Samedi 20 décembre 2008 à 21:33

J'ai découvert Jack Kerouac à l'âge de quinze ans et ses livres ont changés ma vie. Ca sonne comme un cliché, c'est surement arrivé à pas mal adolescents en quête de leur identité, mais c'est un fait, quelque chose qui fait partie intégrante de mon univers. Ce thème de la route, des grands espaces, de l'aventure humaine, qui ne me quitte jamais. Une obssession. Plus je relis "Sur la Route", "Les clochards céléstes" ou "Big Sur", plus ma frustration grandit, et mon envie de tout quitter pour un road-trip grandit. Mais que faire ? Ronger son frein en attendant la fin des études, ou succomber ce désir d'évasion ? Chaque chose en son temps.

"Les seuls gens qui existent sont ceux qui ont la démance de vivre, de discourir, d'être sauvés, qui veulent jouir de tout dans un seul instant, ceux qui ne savent pas bâiller". (Jack Keroucac, Sur la Route). 

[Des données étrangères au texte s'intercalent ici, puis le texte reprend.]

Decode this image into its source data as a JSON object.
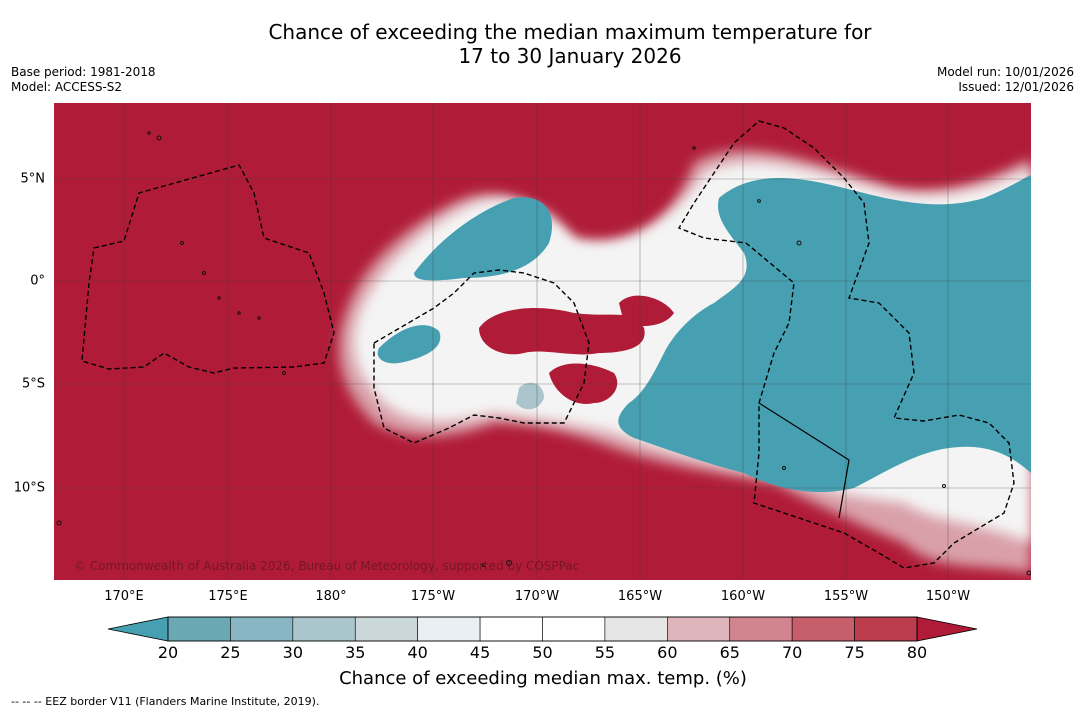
{
  "title_line1": "Chance of exceeding the median maximum temperature for",
  "title_line2": "17 to 30 January 2026",
  "meta_left": {
    "base_period": "Base period: 1981-2018",
    "model": "Model: ACCESS-S2"
  },
  "meta_right": {
    "model_run": "Model run: 10/01/2026",
    "issued": "Issued: 12/01/2026"
  },
  "copyright": "© Commonwealth of Australia 2026, Bureau of Meteorology, supported by COSPPac",
  "lat_labels": [
    "5°N",
    "0°",
    "5°S",
    "10°S"
  ],
  "lon_labels": [
    "170°E",
    "175°E",
    "180°",
    "175°W",
    "170°W",
    "165°W",
    "160°W",
    "155°W",
    "150°W"
  ],
  "colorbar": {
    "ticks": [
      "20",
      "25",
      "30",
      "35",
      "40",
      "45",
      "50",
      "55",
      "60",
      "65",
      "70",
      "75",
      "80"
    ],
    "colors": [
      "#6aa9b4",
      "#88b6c2",
      "#aac5cc",
      "#cad8da",
      "#e9eff2",
      "#ffffff",
      "#ffffff",
      "#e6e6e6",
      "#ddb5bb",
      "#d2858f",
      "#c75e6c",
      "#bb3d4e"
    ],
    "under_color": "#46a0b2",
    "over_color": "#b01c38",
    "label": "Chance of exceeding median max. temp. (%)"
  },
  "colors": {
    "warm": "#b01c38",
    "cool": "#46a0b2"
  },
  "footnote": "--  --  -- EEZ border V11 (Flanders Marine Institute, 2019)."
}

Après avoir fait le tour de la bibliographie de Kerouac (il ne me manque plus que sa correspondance à vrai dire), je me suis penché cette année sur le cas de son aîné, Jack London. "La Route" et "Carnet du Trimard" sont deux récits relatant les vagabondages du jeune écrivain - qui ne l'est pas encore -, à la fin du 19ème siècle, dans une Amérique rempli de chemins de fer, de bandits des grands chemins et de "taureaux" (les forces de l'ordre) qui veulent sa peau. Non seulement ces aventures sont le miroir d'un écrivain en devenir, mais elles sont surtout un fabuleux appel à la liberté qui a illuminé une nouvelle fois ma poche à rêves. Quand est-ce que mon tour arrivera ?

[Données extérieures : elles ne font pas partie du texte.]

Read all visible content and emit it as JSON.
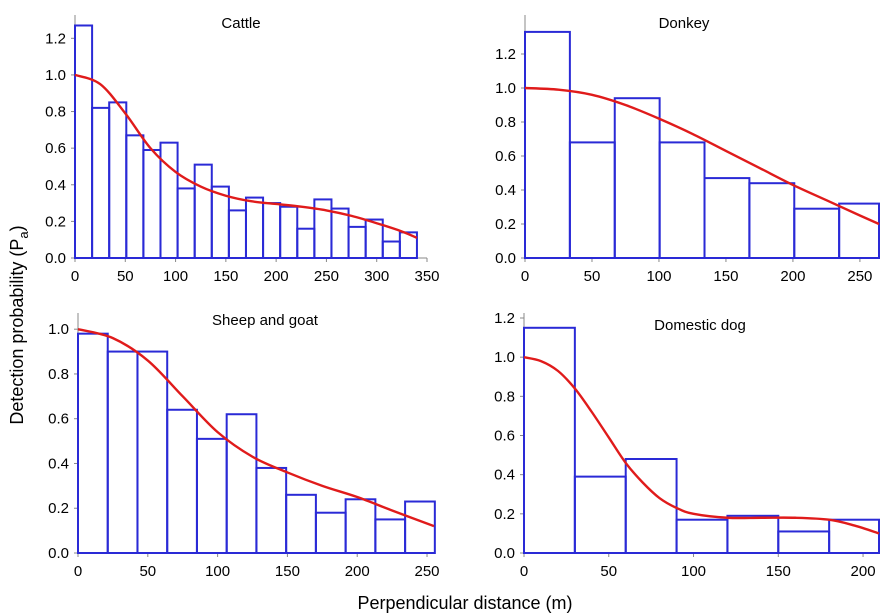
{
  "figure": {
    "ylabel_main": "Detection probability (P",
    "ylabel_sub": "a",
    "ylabel_close": ")",
    "xlabel": "Perpendicular distance (m)"
  },
  "chart_data": [
    {
      "type": "bar",
      "title": "Cattle",
      "xlim": [
        0,
        350
      ],
      "ylim": [
        0,
        1.3
      ],
      "xticks": [
        "0",
        "50",
        "100",
        "150",
        "200",
        "250",
        "300",
        "350"
      ],
      "yticks": [
        "0.0",
        "0.2",
        "0.4",
        "0.6",
        "0.8",
        "1.0",
        "1.2"
      ],
      "bar_color": "#2a2ad6",
      "bin_width": 17,
      "bins_start": 0,
      "values": [
        1.27,
        0.82,
        0.85,
        0.67,
        0.59,
        0.63,
        0.38,
        0.51,
        0.39,
        0.26,
        0.33,
        0.3,
        0.28,
        0.16,
        0.32,
        0.27,
        0.17,
        0.21,
        0.09,
        0.14
      ],
      "curve_color": "#e01b1b",
      "curve": {
        "x": [
          0,
          25,
          50,
          75,
          100,
          125,
          150,
          175,
          200,
          225,
          250,
          275,
          300,
          325,
          340
        ],
        "y": [
          1.0,
          0.95,
          0.79,
          0.6,
          0.47,
          0.39,
          0.34,
          0.31,
          0.295,
          0.28,
          0.26,
          0.23,
          0.19,
          0.145,
          0.11
        ]
      }
    },
    {
      "type": "bar",
      "title": "Donkey",
      "xlim": [
        0,
        265
      ],
      "ylim": [
        0,
        1.4
      ],
      "xticks": [
        "0",
        "50",
        "100",
        "150",
        "200",
        "250"
      ],
      "yticks": [
        "0.0",
        "0.2",
        "0.4",
        "0.6",
        "0.8",
        "1.0",
        "1.2"
      ],
      "bar_color": "#2a2ad6",
      "bin_width": 33.5,
      "bins_start": 0,
      "values": [
        1.33,
        0.68,
        0.94,
        0.68,
        0.47,
        0.44,
        0.29,
        0.32
      ],
      "curve_color": "#e01b1b",
      "curve": {
        "x": [
          0,
          25,
          50,
          75,
          100,
          125,
          150,
          175,
          200,
          225,
          250,
          268
        ],
        "y": [
          1.0,
          0.99,
          0.96,
          0.9,
          0.82,
          0.73,
          0.63,
          0.53,
          0.43,
          0.34,
          0.25,
          0.2
        ]
      }
    },
    {
      "type": "bar",
      "title": "Sheep and goat",
      "xlim": [
        0,
        255
      ],
      "ylim": [
        0,
        1.05
      ],
      "xticks": [
        "0",
        "50",
        "100",
        "150",
        "200",
        "250"
      ],
      "yticks": [
        "0.0",
        "0.2",
        "0.4",
        "0.6",
        "0.8",
        "1.0"
      ],
      "bar_color": "#2a2ad6",
      "bin_width": 21.3,
      "bins_start": 0,
      "values": [
        0.98,
        0.9,
        0.9,
        0.64,
        0.51,
        0.62,
        0.38,
        0.26,
        0.18,
        0.24,
        0.15,
        0.23
      ],
      "curve_color": "#e01b1b",
      "curve": {
        "x": [
          0,
          25,
          50,
          75,
          100,
          125,
          150,
          175,
          200,
          225,
          255
        ],
        "y": [
          1.0,
          0.96,
          0.86,
          0.7,
          0.54,
          0.43,
          0.36,
          0.3,
          0.25,
          0.19,
          0.12
        ]
      }
    },
    {
      "type": "bar",
      "title": "Domestic dog",
      "xlim": [
        0,
        210
      ],
      "ylim": [
        0,
        1.2
      ],
      "xticks": [
        "0",
        "50",
        "100",
        "150",
        "200"
      ],
      "yticks": [
        "0.0",
        "0.2",
        "0.4",
        "0.6",
        "0.8",
        "1.0",
        "1.2"
      ],
      "bar_color": "#2a2ad6",
      "bin_width": 30,
      "bins_start": 0,
      "values": [
        1.15,
        0.39,
        0.48,
        0.17,
        0.19,
        0.11,
        0.17
      ],
      "curve_color": "#e01b1b",
      "curve": {
        "x": [
          0,
          10,
          20,
          30,
          40,
          50,
          60,
          70,
          80,
          90,
          100,
          120,
          140,
          160,
          180,
          195,
          210
        ],
        "y": [
          1.0,
          0.98,
          0.93,
          0.84,
          0.72,
          0.59,
          0.46,
          0.36,
          0.28,
          0.23,
          0.2,
          0.18,
          0.18,
          0.18,
          0.17,
          0.14,
          0.1
        ]
      }
    }
  ]
}
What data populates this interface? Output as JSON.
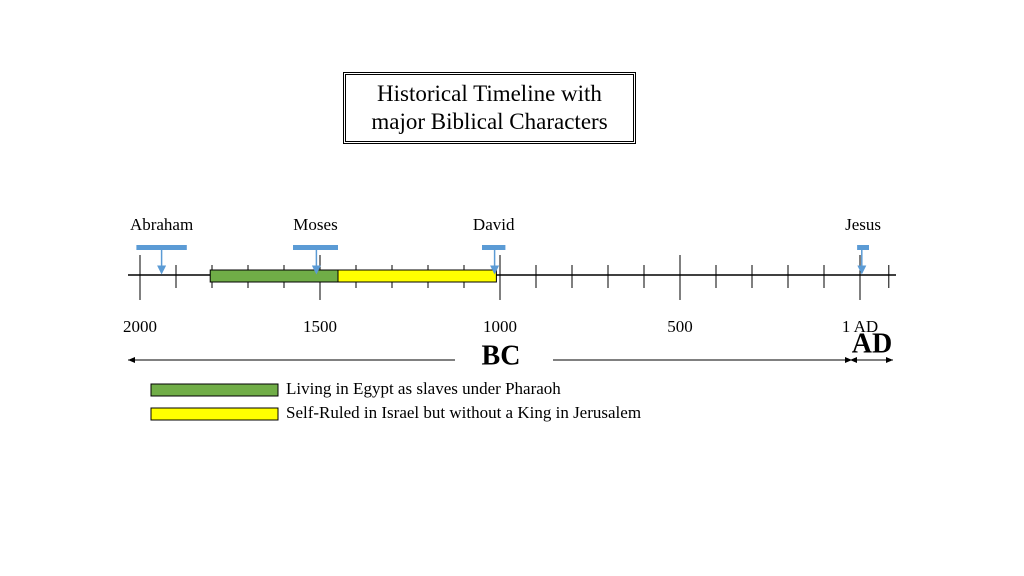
{
  "chart_data": {
    "type": "timeline",
    "title": "Historical Timeline with major Biblical Characters",
    "xlim": [
      -2000,
      0
    ],
    "xticks": [
      {
        "value": -2000,
        "label": "2000"
      },
      {
        "value": -1500,
        "label": "1500"
      },
      {
        "value": -1000,
        "label": "1000"
      },
      {
        "value": -500,
        "label": "500"
      },
      {
        "value": 0,
        "label": "1 AD"
      }
    ],
    "minor_ticks": [
      -1900,
      -1800,
      -1700,
      -1600,
      -1400,
      -1300,
      -1200,
      -1100,
      -900,
      -800,
      -700,
      -600,
      -400,
      -300,
      -200,
      -100,
      80
    ],
    "characters": [
      {
        "name": "Abraham",
        "start": -2010,
        "end": -1870,
        "marker": -1940
      },
      {
        "name": "Moses",
        "start": -1575,
        "end": -1450,
        "marker": -1510
      },
      {
        "name": "David",
        "start": -1050,
        "end": -985,
        "marker": -1015
      },
      {
        "name": "Jesus",
        "start": -8,
        "end": 25,
        "marker": 5
      }
    ],
    "periods": [
      {
        "name": "Living in Egypt as slaves under Pharaoh",
        "color": "#70ad47",
        "start": -1805,
        "end": -1450
      },
      {
        "name": "Self-Ruled in Israel but without a King in Jerusalem",
        "color": "#ffff00",
        "start": -1450,
        "end": -1010
      }
    ],
    "eras": [
      "BC",
      "AD"
    ]
  }
}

Plus récemment, c'est un documentaire qui a attiré mon attention et ravivé mon désir d'évasion. Déjà passioné par les aventures du baroudeur dans l'émission (la meilleure du PAF selon moi) "J'irais dormir chez vous", je me suis précipité en salles pour assister au "J'irai dormir à Hollywood" d'Antoine de Maximy. Encore un pari fou, traverser les Etats-Unis, muni de ses caméras gadgets, au jour le jour. Facile pour ce baroudeur de première, véritable héros pour moi, un modèle incontournable. Dans une salle quasiment vide, je me retrouve face à la projection de mes rêves : le tour de l'Amérique, la bande son idéal, les rencontres, les aléas du voyage... La larme à l'oeil face à cet homme condammé à la prison, profitant de sa dernière journée de liberté pour aller pêcher. Le sourire face à ce vieillard new-yorkais, ancien acrobate qui fait des étirements dans Central Park. La peur au ventre en Nouvelle Orléans. Tout est attachant dans ce documentaire, et j'aurais voulu que jamais ça ne se termine. La rencontre final est une conclusion parfaite. Le coup du corbillard, un hommage, voulu ou pas, à Six Feet Under ? Mes souvenirs du film s'emmêlent et pas possible de vous en faire une critique inspiré et clair. C'est tellement personnel ce que je ressens, tellement ancré au fond de moi-même. Antoine de Maximy a le plus beau métier du monde. Je suis jaloux. Et en même temps, je suis encore jeune, pas vrai ?

 

J'écoute le blues de Robert Johnson, je jalouse le héros de Sean Penn dans "Into the Wild". Je m'enfile des road-movies à la pelle. Je relis Kerouac, London. J'attends. Mon tour viendra, j'en suis certain.